Being up on reefer, it chilled some of his anger, too. That was good, as it felt to him that he’d been angry for a long time. He’d been fired up on the injustices done to his people way before these Johnny-come-lately motherfuckers came out with their black gloves, naturals, and slogans. He was no longer interested in wearing signs.

Early on, during his stint in the navy, he’d gotten involved with a couple of Muslim boys who were into the same kind of ideology as him. Quietly, they’d hung together and talked about Elijah Muhammad and the new world they knew would have to come. They exchanged books like The Colonizer and the Colonized and The Wretched of the Earth. They talked about institutional oppression, the disease of capitalism, and revolution deep into the night. But Dennis never could get with the personal politics of the Muslim religion.
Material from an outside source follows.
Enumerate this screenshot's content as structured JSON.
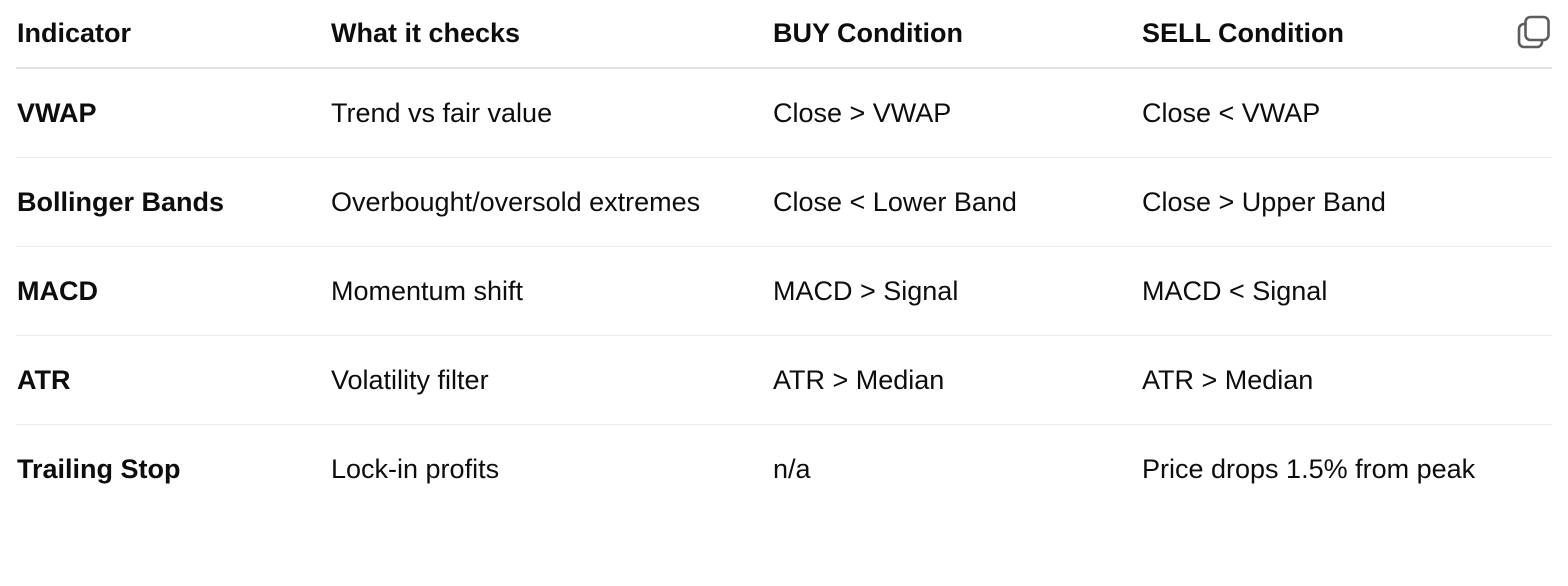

For one, he liked to drink and get high, and he liked his women smart and free. Wasn’t any god worth giving those things up for. Then, when Malcolm was assassinated by his own, Dennis got disillusioned all the way. He stopped hanging with his Muslim friends and retreated inside himself.

One night, drunk on Night Train, out there in Chicago where he was stationed, he tumbled down a flight of stairs and broke his tailbone. He had been coming down out of a tenement where he had gone to cop some weed when he tripped and fell. He blacked out from the pain and the drink. No one got to him until the next morning. When they did he was sober and lying in his pee. His time in the navy was done. He received an honorable discharge and full disability. He walked with a slight limp and always had pain. He was prescribed barbiturates and fell in love with them. He began to receive a monthly check.
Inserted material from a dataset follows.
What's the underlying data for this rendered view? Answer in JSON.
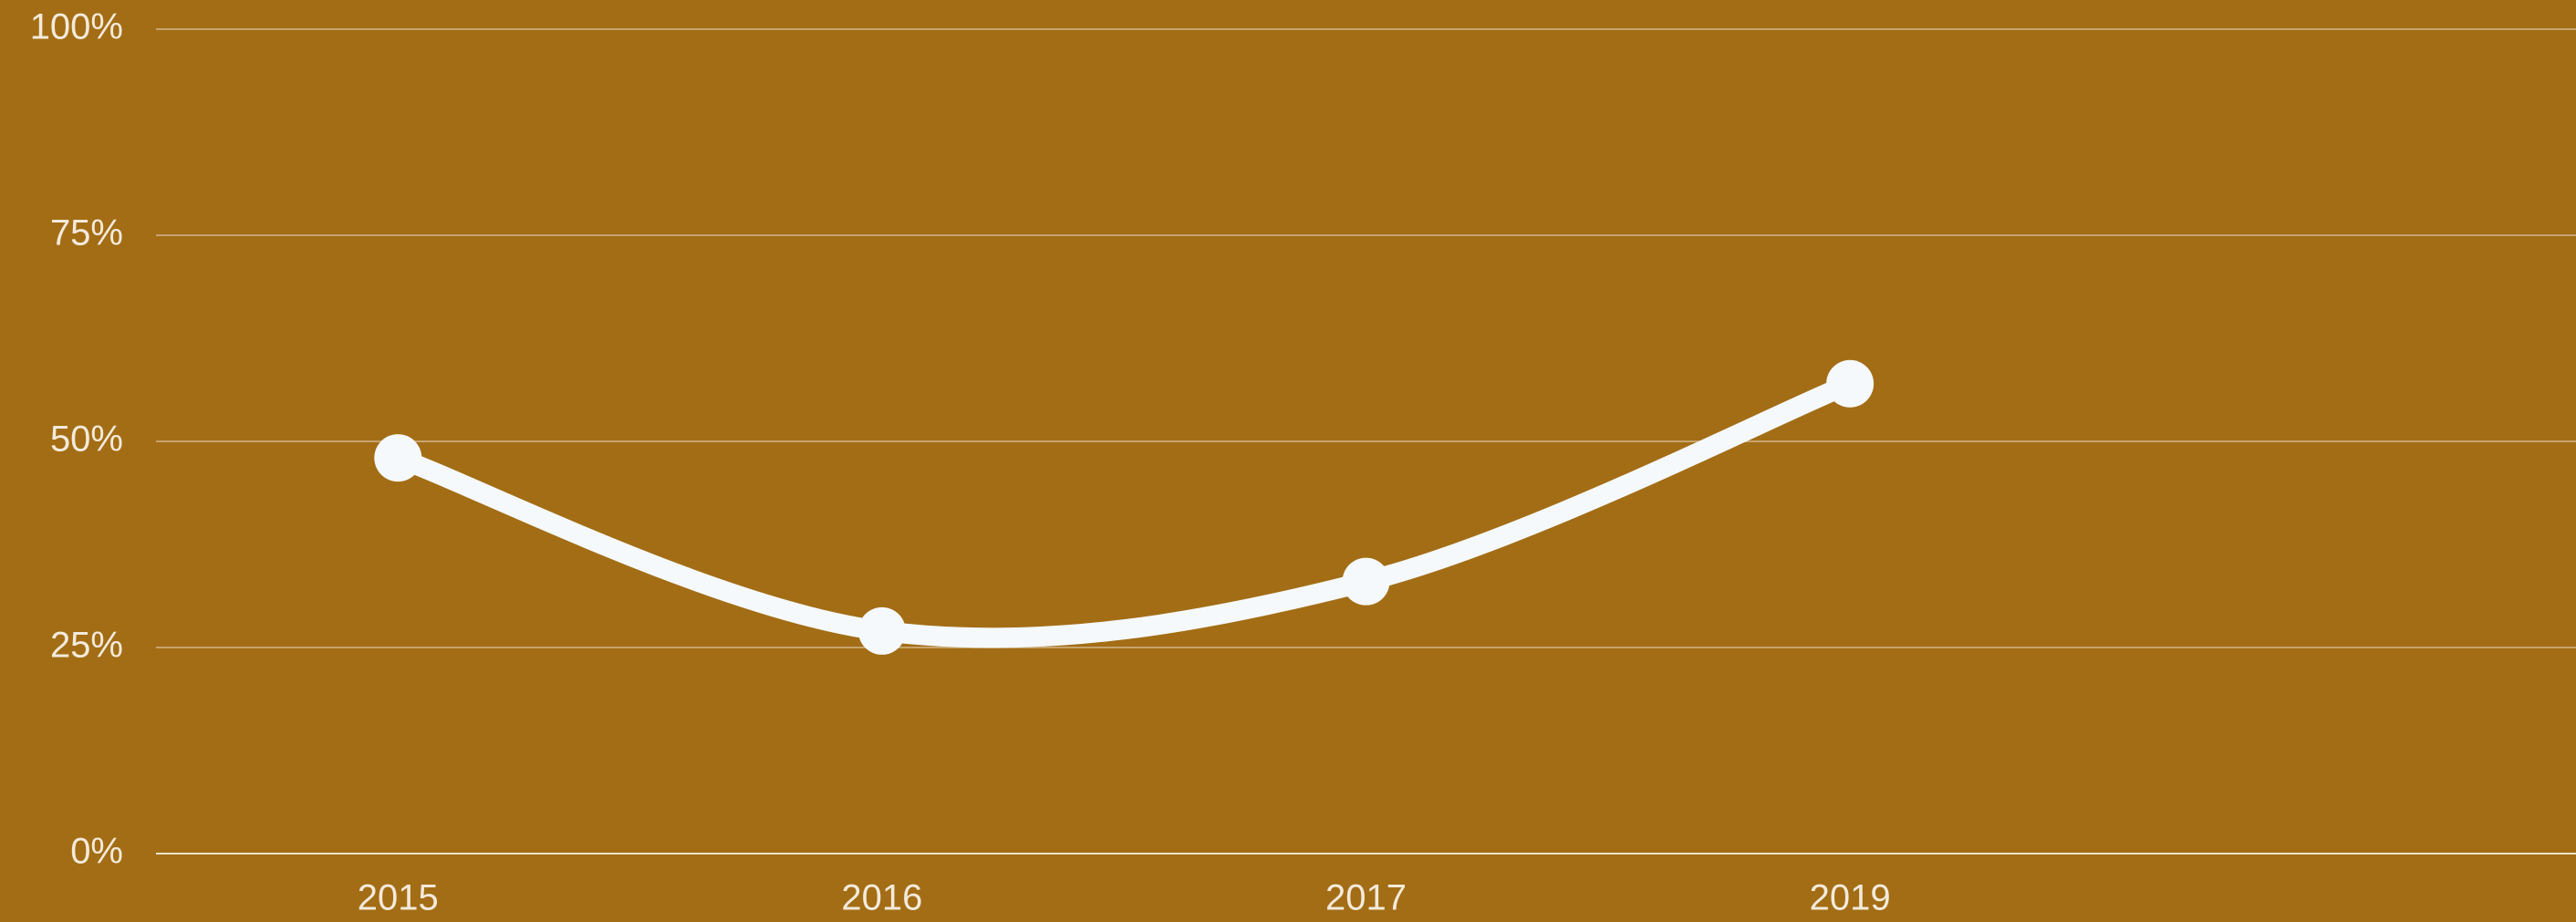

Dennis Strange came back to D.C. as a cripple living off the government tit, more bitter and insecure than he had ever been before. He moved in with his parents and did not try to get a job. He got high every day. He went to seminars at Africa House, a couple of SNCC and Black Nationalist rallies, and attended a few meetings organized by the local chapter of the Black Panthers in Shaw. He thought he would be into the Panthers, but he was put off by them, too. True, many in attendance were genuinely committed. But a few of the young brothers were there because they liked the fit of the beret and the cut of the uniform. Others were there for the pussy to be had. Some of them liked to shout; all of them liked to talk. To Dennis, they were dark-skinned versions of those kids with the long hair who hung out at Dupont Circle, on the other side of town. They were playing soldier, but they didn’t really want to go to war. As usual, he did not fit in.